岐阜家庭裁判所 事件番号不明 決定
本籍 岐阜県○○郡○○町○○○百○十○番地
住居 愛知県瀬戸市○○町十○番地P少年院内
職業 院生
氏名 杉本進(仮名)
年令 昭和十一年四月四日生
主文
この事件について審判を開始しない。
当裁判所が昭和三十一年六月二十五日なした審判開始の決定はこれを取消す。
理由
本件申請の要旨は、本人は昭和三十年八月八日当裁判所に於て窃盗、詐欺保護事件につき中等少年院に送致する旨の保護処分に付され同月十三日F少年院に収容され次で昭和三十一年一月二十五日P少年院に移送され既に昭和三十一年四月三日の経過と共に満二十歳に達し同年八月七日の経過と共に送致の時から一年間の収容を終るべきものであるが、その多弁にして放縦殊に規律的な持続性に乏しい性格、消極的な動作等に鑑み本人の社会生活適応能力の形成不充分と認められることを考慮して本人を少年院から退院させるには不適当であると認めるので本人に対し向後八月程度の収容を継続すべき旨の決定を申請するというにある。按ずるに本人杉本進、法務教官Oの各供述を綜合すれば申請人主張事実中本人の社会生活適応能力の形成が不充分であるとの点を除くその余の部分はこれを認め得るが、当裁判所の全調査結果によつても申請人主張事実中右除外部分は何ら認められない。却つて、本人は送致後約八月余にして処遇の最高段階である一級の上に進級しその在院成績は良好の経過を辿つたことを認め得べく、この事実から本人の犯罪傾向が除々に昇華されまたその社会生活適応能力が除々に形成されつつあることを推認することができる。なお、本件申請に於て申請人の意図するところは本人をして仮退院の形式をとつて出院させ本人の予後の万全を期することにあると窺知できるが、家庭の環境調整並に本人出院後の保護引受能力が共に良好であることは前示O法務教官の供述によるもこれを認めることができるから、本人をして仮退院の形式をとつて出院させねばならぬ必要性は左程大であると言うことができない。

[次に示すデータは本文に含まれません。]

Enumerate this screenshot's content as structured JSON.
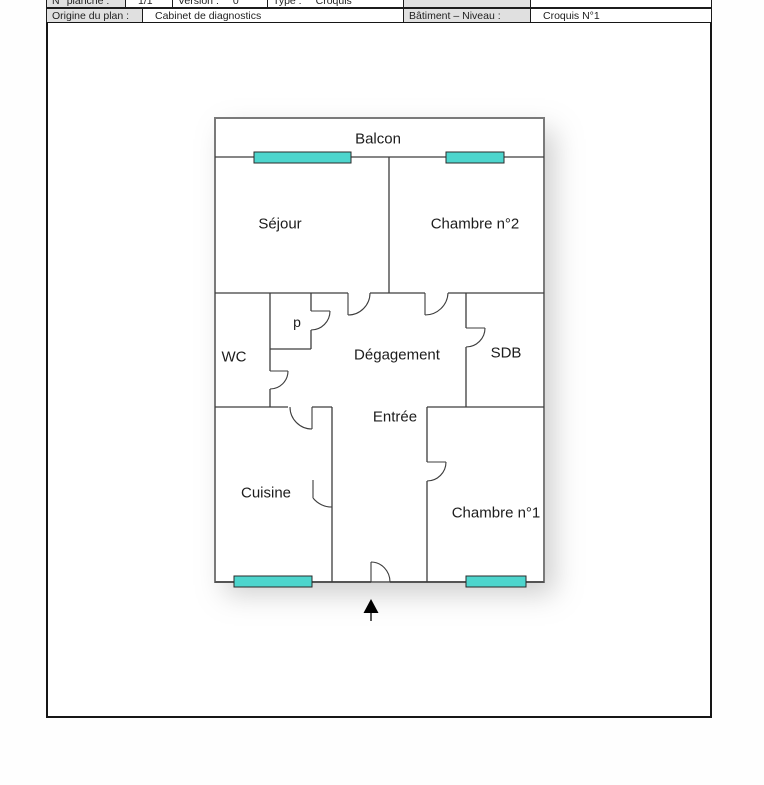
{
  "header": {
    "row1": {
      "planche_label": "N° planche :",
      "planche_value": "1/1",
      "version_label": "Version :",
      "version_value": "0",
      "type_label": "Type :",
      "type_value": "Croquis"
    },
    "row2": {
      "origin_label": "Origine du plan :",
      "origin_value": "Cabinet de diagnostics",
      "building_label": "Bâtiment – Niveau :",
      "building_value": "Croquis N°1"
    }
  },
  "plan": {
    "labels": {
      "balcon": "Balcon",
      "sejour": "Séjour",
      "chambre2": "Chambre n°2",
      "wc": "WC",
      "placard": "p",
      "degagement": "Dégagement",
      "sdb": "SDB",
      "entree": "Entrée",
      "cuisine": "Cuisine",
      "chambre1": "Chambre n°1"
    }
  },
  "colors": {
    "window_fill": "#4dd5cd",
    "wall": "#3d3d3d",
    "header_cell_bg": "#e0e0e0"
  }
}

然らば申請人が収容継続決定を求めるため主張した本人の社会生活適応能力の形成不充分との事情はこれを認めることができないから申請人の本件申請を許容するのは相当でないものと認める。
よつて本件について本人を審判に付するのが相当でないから、少年院法第十一条、少年審判規則第五十五条、少年法第十九条第一項、少年審判規則第二十四条の三を適用して主文の通り決定する。